Наш фотограф Володя Мельник решил забраться на хребет морены, чтобы сделать панорамное фото производимых работ. Подыскивая нужный ракурс, он забрался на самый верх кручи и в изумлении замер. Мать честная! Прямо на стылых камнях, на куске плоского базальтового скола, словно указывая острием направление, в котором ушли спасительные каяки Альбанова, лежал самодельный финский нож. Выточенная из дерева, треснувшая ручка, ржавое лезвие "щучкой" с прочным обухом, широкая гарда. Нож лежал так, как будто его специально положили туда пару минут назад. Удивительно! Прошло столько лет жестоких штормов, снежных вьюг и камнепадов, а он преспокойно лежал себе на плоском камне на самой вершине морены.
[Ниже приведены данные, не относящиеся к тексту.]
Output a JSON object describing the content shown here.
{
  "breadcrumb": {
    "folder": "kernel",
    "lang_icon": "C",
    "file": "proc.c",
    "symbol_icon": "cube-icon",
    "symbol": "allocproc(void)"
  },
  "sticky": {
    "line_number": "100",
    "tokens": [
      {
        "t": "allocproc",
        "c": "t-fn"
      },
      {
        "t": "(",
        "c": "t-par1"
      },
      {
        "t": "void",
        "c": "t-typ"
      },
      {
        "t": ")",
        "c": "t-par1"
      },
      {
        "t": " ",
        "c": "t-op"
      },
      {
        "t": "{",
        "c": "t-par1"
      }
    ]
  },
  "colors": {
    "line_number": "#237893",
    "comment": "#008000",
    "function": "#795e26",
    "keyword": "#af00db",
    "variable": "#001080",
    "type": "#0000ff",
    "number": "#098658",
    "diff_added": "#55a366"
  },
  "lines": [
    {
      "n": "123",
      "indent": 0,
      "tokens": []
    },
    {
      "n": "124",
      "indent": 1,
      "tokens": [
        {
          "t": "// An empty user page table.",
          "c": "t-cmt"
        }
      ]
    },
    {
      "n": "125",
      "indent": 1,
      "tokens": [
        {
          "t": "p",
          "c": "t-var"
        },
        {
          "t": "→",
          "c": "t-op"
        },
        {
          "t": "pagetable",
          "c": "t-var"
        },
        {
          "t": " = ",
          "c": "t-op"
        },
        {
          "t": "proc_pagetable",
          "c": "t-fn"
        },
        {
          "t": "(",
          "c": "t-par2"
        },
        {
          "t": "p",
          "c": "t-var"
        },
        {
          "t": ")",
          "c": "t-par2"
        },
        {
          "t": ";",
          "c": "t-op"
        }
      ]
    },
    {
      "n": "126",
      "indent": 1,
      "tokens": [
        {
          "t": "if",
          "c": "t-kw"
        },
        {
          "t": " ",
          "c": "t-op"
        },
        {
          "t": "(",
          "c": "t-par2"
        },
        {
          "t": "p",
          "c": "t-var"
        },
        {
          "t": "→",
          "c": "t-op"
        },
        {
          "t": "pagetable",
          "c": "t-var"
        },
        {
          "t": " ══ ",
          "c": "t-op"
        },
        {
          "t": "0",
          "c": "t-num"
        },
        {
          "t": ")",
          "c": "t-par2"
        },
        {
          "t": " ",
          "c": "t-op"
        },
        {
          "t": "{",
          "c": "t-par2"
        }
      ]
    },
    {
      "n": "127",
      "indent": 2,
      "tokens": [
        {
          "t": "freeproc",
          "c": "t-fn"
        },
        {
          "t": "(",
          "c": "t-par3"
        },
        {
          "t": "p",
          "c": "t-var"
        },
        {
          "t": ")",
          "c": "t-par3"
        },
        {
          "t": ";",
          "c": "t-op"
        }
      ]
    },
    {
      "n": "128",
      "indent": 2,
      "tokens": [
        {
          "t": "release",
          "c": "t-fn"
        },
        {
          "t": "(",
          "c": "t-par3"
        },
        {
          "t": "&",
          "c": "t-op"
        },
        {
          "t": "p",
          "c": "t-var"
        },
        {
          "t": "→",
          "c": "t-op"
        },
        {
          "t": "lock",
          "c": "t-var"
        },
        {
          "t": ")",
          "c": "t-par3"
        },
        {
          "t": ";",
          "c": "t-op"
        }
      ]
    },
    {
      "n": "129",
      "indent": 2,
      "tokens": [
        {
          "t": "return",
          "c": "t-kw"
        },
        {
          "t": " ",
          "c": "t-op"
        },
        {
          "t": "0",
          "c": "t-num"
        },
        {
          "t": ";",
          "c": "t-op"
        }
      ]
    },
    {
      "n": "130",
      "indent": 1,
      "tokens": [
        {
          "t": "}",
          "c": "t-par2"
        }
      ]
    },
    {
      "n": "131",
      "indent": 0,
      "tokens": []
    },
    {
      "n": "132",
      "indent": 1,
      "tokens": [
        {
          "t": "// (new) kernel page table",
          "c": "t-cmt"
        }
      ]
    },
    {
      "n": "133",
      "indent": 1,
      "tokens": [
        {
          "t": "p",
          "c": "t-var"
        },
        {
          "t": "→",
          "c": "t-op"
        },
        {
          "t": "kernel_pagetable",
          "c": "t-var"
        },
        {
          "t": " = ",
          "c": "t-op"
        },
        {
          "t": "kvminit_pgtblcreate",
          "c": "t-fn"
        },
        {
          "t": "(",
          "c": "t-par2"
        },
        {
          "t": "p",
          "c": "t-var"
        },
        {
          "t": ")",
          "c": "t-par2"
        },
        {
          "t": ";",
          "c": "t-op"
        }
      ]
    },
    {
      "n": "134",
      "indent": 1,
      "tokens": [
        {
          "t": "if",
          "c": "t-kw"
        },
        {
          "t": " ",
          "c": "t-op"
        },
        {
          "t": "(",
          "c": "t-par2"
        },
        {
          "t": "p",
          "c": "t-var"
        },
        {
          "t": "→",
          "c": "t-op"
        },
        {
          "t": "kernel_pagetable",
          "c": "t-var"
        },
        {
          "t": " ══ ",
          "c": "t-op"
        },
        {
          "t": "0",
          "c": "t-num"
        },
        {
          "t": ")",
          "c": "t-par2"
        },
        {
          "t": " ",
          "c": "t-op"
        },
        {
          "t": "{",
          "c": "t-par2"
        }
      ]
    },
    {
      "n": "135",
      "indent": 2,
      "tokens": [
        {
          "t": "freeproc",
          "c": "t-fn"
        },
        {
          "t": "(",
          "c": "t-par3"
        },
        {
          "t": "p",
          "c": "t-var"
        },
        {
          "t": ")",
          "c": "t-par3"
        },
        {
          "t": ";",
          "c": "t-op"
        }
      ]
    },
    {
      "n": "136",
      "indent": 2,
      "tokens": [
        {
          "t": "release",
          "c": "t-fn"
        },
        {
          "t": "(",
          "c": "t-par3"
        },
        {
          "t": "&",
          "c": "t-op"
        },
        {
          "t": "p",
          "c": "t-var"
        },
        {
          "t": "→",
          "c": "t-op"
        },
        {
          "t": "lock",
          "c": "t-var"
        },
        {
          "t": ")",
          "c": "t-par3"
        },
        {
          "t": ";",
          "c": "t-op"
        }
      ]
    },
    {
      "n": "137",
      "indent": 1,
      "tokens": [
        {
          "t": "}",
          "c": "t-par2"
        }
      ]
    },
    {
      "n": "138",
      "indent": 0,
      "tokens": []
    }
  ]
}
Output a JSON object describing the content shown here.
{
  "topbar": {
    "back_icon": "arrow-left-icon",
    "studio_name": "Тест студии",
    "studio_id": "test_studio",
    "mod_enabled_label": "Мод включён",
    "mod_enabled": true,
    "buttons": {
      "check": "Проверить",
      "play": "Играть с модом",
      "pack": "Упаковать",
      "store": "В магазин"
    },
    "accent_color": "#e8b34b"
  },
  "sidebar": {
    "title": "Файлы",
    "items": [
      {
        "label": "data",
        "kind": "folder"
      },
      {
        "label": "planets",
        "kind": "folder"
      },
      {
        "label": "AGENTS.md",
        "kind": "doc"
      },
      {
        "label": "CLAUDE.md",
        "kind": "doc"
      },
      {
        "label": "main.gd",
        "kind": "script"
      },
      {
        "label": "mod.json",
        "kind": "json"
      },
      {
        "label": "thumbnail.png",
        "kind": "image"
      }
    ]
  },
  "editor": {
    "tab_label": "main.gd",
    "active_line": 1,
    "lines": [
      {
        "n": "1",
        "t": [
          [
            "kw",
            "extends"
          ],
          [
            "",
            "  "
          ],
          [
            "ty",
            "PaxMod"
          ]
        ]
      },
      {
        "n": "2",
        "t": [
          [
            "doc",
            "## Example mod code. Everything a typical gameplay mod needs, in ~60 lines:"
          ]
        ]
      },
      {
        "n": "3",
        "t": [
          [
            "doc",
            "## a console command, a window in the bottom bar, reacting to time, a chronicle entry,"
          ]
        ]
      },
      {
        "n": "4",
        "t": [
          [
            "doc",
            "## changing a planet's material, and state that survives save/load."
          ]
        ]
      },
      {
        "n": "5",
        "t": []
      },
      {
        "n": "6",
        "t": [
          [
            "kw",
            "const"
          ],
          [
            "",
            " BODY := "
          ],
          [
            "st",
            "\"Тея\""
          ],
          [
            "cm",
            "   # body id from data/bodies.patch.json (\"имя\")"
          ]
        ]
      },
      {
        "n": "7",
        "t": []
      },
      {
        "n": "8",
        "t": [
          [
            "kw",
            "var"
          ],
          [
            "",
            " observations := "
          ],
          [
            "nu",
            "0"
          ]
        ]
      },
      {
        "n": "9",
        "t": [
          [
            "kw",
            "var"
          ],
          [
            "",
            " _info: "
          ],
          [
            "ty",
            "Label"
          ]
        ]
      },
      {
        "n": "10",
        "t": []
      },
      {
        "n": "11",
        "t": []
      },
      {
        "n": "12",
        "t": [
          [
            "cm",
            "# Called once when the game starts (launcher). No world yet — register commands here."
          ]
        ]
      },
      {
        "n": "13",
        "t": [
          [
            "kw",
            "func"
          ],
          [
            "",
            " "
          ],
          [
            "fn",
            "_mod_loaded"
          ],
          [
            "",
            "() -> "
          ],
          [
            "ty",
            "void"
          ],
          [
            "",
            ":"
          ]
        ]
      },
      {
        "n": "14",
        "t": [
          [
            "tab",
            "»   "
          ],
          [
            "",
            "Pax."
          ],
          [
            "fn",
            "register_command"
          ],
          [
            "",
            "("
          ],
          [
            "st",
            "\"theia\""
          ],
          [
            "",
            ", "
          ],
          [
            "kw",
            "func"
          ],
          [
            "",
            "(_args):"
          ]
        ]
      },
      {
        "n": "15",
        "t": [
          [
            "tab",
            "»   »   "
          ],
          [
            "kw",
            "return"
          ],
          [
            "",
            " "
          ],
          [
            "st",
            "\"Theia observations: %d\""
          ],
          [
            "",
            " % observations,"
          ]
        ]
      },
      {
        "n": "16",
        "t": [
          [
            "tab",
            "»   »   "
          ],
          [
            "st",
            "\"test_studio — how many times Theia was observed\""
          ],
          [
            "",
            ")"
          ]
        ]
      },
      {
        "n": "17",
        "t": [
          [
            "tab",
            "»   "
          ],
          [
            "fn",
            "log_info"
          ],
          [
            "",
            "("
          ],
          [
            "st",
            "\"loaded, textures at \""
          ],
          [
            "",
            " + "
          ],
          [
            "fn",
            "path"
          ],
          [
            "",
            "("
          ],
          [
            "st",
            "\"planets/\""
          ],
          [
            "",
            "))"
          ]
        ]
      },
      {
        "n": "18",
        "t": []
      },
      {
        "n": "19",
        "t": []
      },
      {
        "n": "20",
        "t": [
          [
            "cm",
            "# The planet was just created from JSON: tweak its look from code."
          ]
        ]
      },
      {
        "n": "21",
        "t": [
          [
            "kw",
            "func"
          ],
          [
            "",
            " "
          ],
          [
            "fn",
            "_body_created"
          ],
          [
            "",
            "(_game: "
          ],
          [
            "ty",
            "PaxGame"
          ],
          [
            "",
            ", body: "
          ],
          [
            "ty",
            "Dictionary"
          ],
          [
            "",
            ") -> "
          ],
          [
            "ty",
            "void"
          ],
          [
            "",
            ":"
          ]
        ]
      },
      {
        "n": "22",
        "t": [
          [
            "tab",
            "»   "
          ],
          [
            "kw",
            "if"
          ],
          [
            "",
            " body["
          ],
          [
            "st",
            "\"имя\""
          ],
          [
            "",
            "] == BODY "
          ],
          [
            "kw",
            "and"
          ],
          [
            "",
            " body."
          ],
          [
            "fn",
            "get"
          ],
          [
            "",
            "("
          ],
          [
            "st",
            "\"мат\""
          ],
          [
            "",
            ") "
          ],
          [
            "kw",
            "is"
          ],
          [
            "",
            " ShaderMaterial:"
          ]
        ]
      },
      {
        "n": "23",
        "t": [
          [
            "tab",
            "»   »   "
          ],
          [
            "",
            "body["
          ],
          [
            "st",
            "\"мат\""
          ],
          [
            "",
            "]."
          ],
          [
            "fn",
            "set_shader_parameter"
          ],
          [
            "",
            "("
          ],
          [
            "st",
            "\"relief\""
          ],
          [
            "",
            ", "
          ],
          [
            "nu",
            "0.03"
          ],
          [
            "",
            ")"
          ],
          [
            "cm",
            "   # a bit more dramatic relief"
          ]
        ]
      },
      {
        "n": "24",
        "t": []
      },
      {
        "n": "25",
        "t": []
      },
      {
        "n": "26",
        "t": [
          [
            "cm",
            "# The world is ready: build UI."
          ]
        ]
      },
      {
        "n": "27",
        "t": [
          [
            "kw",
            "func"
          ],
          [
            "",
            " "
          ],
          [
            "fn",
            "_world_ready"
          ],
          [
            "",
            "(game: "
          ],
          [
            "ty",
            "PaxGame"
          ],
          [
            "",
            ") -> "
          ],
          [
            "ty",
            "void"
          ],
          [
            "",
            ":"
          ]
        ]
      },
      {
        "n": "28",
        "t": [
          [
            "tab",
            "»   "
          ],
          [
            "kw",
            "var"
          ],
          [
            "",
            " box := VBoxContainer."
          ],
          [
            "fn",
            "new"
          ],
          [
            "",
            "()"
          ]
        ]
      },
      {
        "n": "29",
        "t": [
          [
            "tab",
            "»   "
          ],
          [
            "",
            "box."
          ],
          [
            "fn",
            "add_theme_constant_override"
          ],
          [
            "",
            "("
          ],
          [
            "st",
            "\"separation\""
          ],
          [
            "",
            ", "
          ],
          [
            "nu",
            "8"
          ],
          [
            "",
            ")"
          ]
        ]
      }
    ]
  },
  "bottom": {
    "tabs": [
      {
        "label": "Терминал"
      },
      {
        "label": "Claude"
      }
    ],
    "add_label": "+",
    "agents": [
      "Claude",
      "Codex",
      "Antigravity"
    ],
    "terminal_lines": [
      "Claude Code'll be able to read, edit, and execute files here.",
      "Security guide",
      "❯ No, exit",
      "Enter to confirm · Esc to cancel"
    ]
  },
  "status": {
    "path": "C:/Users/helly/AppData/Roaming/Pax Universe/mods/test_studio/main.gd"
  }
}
Анализируя схему находок, мы сразу же обратили внимание, что существует определенная закономерность их расположения: большая часть останков человека, нож, малица и ведро по расположению на склоне морены складывались в одну прямую линию. Создавалось впечатление, что все это "ехало" по склону вместе со льдом, который потом просто растаял. За эту версию говорит и тот факт, что под огромным многотонным камнем мы не нашли ни одной поломанной кости, то есть тело не было раздавлено внезапно скатившейся глыбой, а только крайне медленно в процессе таяния ледника получало нагрузку сверху. Это навело нас на мысль углубиться в мерзлоту вдоль этой воображаемой линии. Вскоре догадка подтвердилась: при более тщательном осмотре склона морены по этой линии, были найдены эмалированная кружка и поясной ремень, совершенно невидимые с высоты человеческого роста. Обнаружить их удалось, только ползая в прямом смысле на карачках и заглядывая под каждый камень склона снизу вверх. Следуя этой же логике поиска, в груде крупного щебня мы нашли довольно большой комок бумаги, однако нельзя было сразу заключить, было ли на ней что‑либо написано. После того как верхний "живой" слой был снят, прочесывание склона мы продолжили уже с помощью металлодетекторов. И снова удача не отвернулась от нас - три неотстреляных патрона того же калибра и года выпуска, что и две гильзы, найденные тремя днями ранее недалеко от нашего базового лагеря.
Чем больше появлялось артефактов, тем сильнее было ощущение, что это какой‑то болезненный сон. Я ущипнул себя за ухо. Да нет же, все наяву! Неужели до нас никто не мог их найти? А может, и не искал? Или последние, аномально теплые годы в Арктике привели к такому активному таянию ледника, что для нас приоткрылся занавес великой тайны? Если это так, то нам повезло еще больше, ибо непрекращающийся камнепад и сход морены через какие‑нибудь год–два просто–напросто похоронили бы это все во второй раз!